No, actually, it's not all about us

After somewhat obsessively reading the entertainingly hysterical forum-chat attacks on antinatalists that have been linked though Jim Crawford's blog over the past couple of years, and after recently being trolled extensively (also entertainingly) as an antinatalist in the comments section of Andy Nowicki's review of my book NVSQVAM on the AR blog (http://www.alternativeright.com/main/blogs/untimely-observations/anti-life-fiction/ ; it's a thoughtful and lovely write-up but my god, I had no idea such a large percentage of the male Internet population never gets laid, ha ha), I feel qualified to make a generalization about pronatalist arguments.

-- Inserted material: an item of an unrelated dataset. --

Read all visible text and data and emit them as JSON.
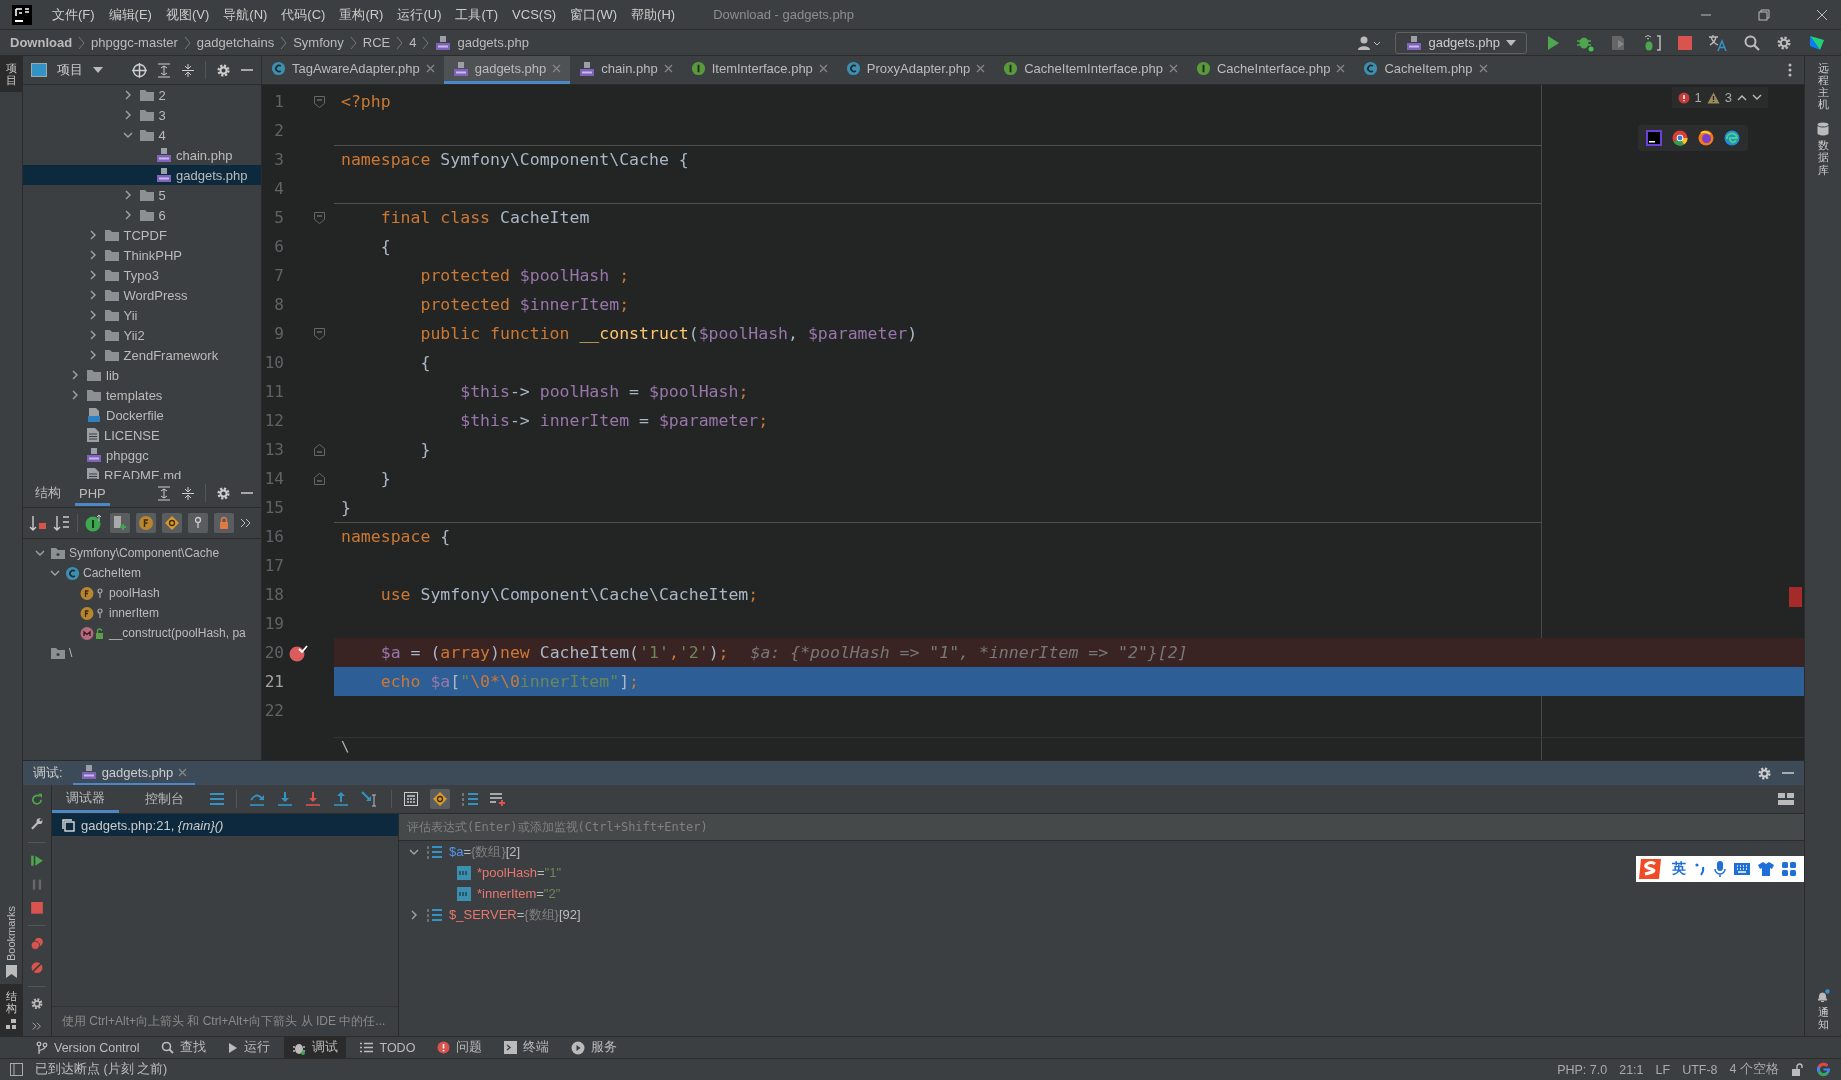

To wit: breeders* (or would-be breeders) will, upon encountering antinatalist ideas, angrily grasp and sling the closest ad hominem fecal mass, whether or not they know anything about the, er, homo in question.

One of the preferred dismissals is to assume and declare that anyone who avoids creating life must lead a particularly shitty one, and is merely having a tantrum out of his or her pathetic personal bitterness. Or conversely, that anyone with a negative life philosophy must have a terrifically privileged life, and is simply lying around being angry out of spoileditude. Though some trust-fund babies are no doubt unjustifiably sullen, and some antinatalists suffer terrible diseases which illustrate far too clearly to them the horrors life is capable of inflicting on its inmates, I get the feeling that most antinatalists are in fact ordinarily fortunate people.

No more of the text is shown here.